My Lords, could the noble Baroness say whether this £5 million is additional to the £15 million which we discussed in this House some time ago?

Baroness LLEWELYN-DAVIES of HASTOE

My Lords, it is. It was announced in July this year and was in response to an appeal by the United Nations for international organisations and nations of the world to come to the assistance of Mozambique.

Lord ORR-EWING

My Lords, could the noble Baroness bear in mind that we have given £20 million to Mozambique? Could we not withhold giving the other £20 million, announced in the recent Budget, to that country until it is proved that that country is really coming away from the dictatorship State which has been set up in the last year?

Baroness LLEWELYN-DAVIES of HASTOE

My Lords, in the first place, we have not given £20 million; we have only announced grants and loans spread over a number of years. They are grants which are interest-free, but we shall get the money back in due course. We do not want to wait for proof of good conduct where people are starving and without houses and schools, partly as a result of attacks from outside, and where the relief has been in response to an appeal from the United Nations itself.

Lord HALE

My Lords, would the noble Baroness, who by her answers today has moved many of our hearts and obtained a substantial measure of agreement, not make a further forthright statement that to lay down political conditions on the relief of poverty—to take the suggestions that have been made from the other side today—would be wholly to undermine the whole of the labours, and most noble labours, that have been undertaken in an attempt to fight world poverty? You just cannot lay an embargo on Mozambique or, if you like, on the empire of Central Africa.

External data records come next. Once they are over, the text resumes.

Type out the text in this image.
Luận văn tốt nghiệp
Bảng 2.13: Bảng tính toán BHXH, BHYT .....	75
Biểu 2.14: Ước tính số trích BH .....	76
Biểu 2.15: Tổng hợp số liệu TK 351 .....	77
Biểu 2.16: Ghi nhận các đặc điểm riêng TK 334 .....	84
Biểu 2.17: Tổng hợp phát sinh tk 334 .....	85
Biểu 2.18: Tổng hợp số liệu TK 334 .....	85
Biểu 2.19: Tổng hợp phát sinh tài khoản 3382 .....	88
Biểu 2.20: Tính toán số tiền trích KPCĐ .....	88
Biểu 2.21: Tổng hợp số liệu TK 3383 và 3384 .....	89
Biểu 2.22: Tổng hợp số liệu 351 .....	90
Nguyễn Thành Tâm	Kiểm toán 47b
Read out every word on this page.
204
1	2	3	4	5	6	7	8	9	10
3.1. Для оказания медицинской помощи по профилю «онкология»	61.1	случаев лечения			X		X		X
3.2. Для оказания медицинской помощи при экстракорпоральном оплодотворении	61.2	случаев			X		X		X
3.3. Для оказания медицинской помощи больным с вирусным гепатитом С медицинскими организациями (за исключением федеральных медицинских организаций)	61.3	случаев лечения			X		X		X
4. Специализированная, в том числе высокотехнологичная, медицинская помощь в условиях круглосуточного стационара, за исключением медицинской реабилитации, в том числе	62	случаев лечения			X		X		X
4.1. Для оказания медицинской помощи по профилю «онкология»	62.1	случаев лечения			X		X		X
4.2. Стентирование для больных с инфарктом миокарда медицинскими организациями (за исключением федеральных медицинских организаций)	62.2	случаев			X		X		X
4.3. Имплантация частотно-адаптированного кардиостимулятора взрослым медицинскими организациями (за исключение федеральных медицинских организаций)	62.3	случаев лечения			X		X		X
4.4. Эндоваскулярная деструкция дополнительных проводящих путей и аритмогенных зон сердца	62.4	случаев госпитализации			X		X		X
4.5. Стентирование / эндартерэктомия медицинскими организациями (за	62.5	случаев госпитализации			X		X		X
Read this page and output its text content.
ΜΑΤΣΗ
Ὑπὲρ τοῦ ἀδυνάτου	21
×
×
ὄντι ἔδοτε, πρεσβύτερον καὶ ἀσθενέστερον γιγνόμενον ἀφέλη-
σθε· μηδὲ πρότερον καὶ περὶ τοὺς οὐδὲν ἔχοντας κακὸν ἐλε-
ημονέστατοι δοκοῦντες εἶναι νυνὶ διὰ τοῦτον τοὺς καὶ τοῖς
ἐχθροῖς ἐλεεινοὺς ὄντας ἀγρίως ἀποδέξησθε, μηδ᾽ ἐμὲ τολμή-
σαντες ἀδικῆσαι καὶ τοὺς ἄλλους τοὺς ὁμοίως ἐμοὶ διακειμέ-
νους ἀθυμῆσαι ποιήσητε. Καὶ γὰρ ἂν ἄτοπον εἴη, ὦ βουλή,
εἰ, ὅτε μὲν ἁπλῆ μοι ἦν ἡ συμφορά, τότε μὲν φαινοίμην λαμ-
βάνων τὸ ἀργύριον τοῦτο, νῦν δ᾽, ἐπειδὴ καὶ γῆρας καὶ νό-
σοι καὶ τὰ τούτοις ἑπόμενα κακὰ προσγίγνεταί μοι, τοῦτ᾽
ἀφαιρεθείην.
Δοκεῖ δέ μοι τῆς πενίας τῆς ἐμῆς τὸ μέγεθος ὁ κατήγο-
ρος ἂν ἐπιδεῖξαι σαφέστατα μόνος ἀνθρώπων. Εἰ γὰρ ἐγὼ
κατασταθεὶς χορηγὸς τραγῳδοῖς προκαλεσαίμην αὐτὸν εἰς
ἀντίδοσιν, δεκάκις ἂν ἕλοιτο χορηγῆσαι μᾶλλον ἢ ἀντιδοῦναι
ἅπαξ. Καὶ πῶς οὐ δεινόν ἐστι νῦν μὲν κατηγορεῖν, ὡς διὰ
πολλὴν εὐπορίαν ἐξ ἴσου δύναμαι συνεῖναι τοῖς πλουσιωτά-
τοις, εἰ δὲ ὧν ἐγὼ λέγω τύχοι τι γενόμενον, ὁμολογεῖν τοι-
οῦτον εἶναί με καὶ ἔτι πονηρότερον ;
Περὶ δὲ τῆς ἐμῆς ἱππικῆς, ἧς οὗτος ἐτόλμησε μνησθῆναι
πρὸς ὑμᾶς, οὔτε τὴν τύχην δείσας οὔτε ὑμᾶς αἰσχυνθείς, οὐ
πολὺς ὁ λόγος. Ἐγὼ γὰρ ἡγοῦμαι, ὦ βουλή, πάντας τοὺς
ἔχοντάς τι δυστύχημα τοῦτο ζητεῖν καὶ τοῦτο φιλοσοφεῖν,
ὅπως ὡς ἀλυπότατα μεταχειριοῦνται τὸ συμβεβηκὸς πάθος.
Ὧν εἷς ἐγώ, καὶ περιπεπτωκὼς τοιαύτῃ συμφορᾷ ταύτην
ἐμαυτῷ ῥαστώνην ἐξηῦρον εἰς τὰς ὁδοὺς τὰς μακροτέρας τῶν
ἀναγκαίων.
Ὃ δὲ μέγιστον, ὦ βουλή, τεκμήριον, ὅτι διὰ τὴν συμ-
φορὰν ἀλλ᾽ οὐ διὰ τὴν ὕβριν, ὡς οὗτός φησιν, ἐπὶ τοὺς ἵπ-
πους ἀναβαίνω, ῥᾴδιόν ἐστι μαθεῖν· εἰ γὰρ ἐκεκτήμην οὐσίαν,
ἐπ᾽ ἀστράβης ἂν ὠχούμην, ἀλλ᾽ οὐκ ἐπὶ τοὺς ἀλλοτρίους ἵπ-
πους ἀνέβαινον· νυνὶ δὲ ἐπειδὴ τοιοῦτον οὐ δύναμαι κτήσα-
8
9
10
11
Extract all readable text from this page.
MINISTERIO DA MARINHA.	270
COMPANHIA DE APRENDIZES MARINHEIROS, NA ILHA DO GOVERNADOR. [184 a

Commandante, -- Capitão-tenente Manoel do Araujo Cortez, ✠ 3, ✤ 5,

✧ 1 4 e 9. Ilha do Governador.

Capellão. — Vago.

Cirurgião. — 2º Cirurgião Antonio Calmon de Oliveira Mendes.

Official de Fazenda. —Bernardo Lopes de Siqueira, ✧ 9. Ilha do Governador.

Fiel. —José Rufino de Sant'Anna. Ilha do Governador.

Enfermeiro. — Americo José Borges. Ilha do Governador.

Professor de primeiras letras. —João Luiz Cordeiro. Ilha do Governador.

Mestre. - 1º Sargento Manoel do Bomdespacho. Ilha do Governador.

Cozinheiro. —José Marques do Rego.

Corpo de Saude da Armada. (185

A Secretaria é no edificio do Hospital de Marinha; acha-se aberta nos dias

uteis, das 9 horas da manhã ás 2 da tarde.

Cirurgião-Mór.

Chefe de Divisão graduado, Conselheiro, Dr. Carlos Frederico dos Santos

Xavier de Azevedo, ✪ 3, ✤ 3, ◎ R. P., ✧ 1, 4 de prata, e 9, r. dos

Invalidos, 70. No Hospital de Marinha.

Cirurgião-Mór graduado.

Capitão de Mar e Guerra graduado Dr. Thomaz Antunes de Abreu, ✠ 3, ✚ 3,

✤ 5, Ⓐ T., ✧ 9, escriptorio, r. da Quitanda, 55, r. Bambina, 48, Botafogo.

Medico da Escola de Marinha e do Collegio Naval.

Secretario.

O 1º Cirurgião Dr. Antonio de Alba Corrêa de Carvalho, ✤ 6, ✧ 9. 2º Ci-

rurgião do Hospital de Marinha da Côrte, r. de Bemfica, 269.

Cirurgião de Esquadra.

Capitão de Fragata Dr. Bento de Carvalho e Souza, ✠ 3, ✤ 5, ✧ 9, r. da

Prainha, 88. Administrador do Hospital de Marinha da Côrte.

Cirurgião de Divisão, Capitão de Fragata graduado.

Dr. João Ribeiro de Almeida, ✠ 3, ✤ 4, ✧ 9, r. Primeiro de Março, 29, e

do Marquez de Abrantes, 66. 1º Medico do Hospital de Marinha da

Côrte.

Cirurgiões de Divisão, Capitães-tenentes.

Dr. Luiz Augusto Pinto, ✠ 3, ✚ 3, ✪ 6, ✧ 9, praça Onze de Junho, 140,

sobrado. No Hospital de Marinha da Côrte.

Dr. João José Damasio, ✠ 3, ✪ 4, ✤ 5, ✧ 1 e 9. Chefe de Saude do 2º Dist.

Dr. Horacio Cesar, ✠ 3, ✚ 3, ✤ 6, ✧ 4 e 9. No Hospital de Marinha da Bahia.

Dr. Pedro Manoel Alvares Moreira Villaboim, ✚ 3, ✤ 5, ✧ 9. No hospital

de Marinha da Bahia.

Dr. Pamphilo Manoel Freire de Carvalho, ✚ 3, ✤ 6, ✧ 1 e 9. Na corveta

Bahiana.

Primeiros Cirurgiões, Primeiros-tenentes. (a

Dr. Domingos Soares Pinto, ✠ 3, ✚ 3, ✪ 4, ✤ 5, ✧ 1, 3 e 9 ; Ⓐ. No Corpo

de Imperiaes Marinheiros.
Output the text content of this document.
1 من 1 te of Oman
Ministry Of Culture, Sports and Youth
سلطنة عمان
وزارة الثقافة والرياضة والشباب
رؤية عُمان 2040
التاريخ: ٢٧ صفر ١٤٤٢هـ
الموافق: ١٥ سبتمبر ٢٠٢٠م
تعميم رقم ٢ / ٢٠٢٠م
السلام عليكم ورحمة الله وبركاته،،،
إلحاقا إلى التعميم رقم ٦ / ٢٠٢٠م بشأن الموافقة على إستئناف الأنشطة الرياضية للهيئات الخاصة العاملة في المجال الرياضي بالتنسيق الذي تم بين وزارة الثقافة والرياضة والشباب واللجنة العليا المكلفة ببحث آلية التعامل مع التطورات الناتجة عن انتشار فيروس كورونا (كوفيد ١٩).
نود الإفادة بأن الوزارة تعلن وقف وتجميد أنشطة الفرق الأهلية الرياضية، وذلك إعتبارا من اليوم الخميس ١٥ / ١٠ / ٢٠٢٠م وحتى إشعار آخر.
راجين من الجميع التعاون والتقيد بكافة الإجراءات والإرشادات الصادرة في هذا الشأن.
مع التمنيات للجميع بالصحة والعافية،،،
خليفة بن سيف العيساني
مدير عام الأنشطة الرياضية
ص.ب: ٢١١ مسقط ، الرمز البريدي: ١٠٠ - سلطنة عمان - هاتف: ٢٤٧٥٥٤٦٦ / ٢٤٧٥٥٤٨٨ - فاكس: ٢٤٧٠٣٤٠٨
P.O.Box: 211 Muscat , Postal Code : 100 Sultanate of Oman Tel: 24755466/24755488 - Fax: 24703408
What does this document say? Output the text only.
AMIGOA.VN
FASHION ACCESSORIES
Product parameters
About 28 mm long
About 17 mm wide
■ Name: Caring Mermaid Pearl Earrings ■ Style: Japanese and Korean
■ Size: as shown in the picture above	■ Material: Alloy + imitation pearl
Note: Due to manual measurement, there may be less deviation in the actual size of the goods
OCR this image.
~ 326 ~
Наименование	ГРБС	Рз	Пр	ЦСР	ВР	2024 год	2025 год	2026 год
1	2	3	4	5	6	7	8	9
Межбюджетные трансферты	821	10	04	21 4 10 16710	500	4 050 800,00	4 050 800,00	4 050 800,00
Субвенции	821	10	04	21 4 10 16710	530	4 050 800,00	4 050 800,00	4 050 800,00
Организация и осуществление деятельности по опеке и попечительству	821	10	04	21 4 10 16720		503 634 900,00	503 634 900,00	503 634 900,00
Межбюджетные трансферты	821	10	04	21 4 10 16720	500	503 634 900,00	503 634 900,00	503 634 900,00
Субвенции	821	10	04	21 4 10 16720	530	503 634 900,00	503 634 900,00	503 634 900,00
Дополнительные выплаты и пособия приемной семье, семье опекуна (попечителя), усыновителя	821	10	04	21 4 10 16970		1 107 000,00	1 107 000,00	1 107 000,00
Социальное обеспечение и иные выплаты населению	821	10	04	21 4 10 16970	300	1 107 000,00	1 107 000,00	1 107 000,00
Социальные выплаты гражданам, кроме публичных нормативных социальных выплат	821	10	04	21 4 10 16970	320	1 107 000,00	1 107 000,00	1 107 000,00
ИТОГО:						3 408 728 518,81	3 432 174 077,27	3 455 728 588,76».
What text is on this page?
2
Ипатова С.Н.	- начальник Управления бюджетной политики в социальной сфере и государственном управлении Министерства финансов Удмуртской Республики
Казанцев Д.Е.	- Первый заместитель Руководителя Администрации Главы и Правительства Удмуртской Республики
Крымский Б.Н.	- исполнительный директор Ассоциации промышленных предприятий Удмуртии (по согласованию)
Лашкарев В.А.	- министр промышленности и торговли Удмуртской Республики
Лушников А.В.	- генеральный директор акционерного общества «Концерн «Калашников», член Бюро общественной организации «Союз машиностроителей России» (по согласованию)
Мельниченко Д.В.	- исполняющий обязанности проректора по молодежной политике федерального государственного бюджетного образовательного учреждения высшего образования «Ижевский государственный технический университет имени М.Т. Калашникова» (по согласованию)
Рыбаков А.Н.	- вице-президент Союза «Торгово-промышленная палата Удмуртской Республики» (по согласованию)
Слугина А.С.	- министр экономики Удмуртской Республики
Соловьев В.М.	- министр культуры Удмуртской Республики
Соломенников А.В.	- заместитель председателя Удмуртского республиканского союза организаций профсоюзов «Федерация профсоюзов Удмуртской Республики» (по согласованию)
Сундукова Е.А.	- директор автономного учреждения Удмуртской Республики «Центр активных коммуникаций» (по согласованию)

Baroness LLEWELYN-DAVIES of HASTOE

My Lords, I am grateful to my noble friend for his support. May I again remind the House that the Question was about a Press release?

Lord LOVAT

My Lords, is the noble Baroness aware that the use of Land-Rovers in Mozambique is their principal form of transport for taking troops up to the Rhodesian frontiers? That is surely an instrument of war.

Baroness LLEWELYN-DAVIES of HASTOE

My Lords, indeed I am. The aid which the Government are giving are bus chassis and spare parts for them.

Lord BOURNE

My Lords, is it the normal practice to succour our enemy? We might as well have succoured the Germans in the last war.

Lord ELTON

My Lords, may I—

The LORD PRIVY SEAL (Lord Peart)

My Lords, I think we have gone on for a long time on this Question.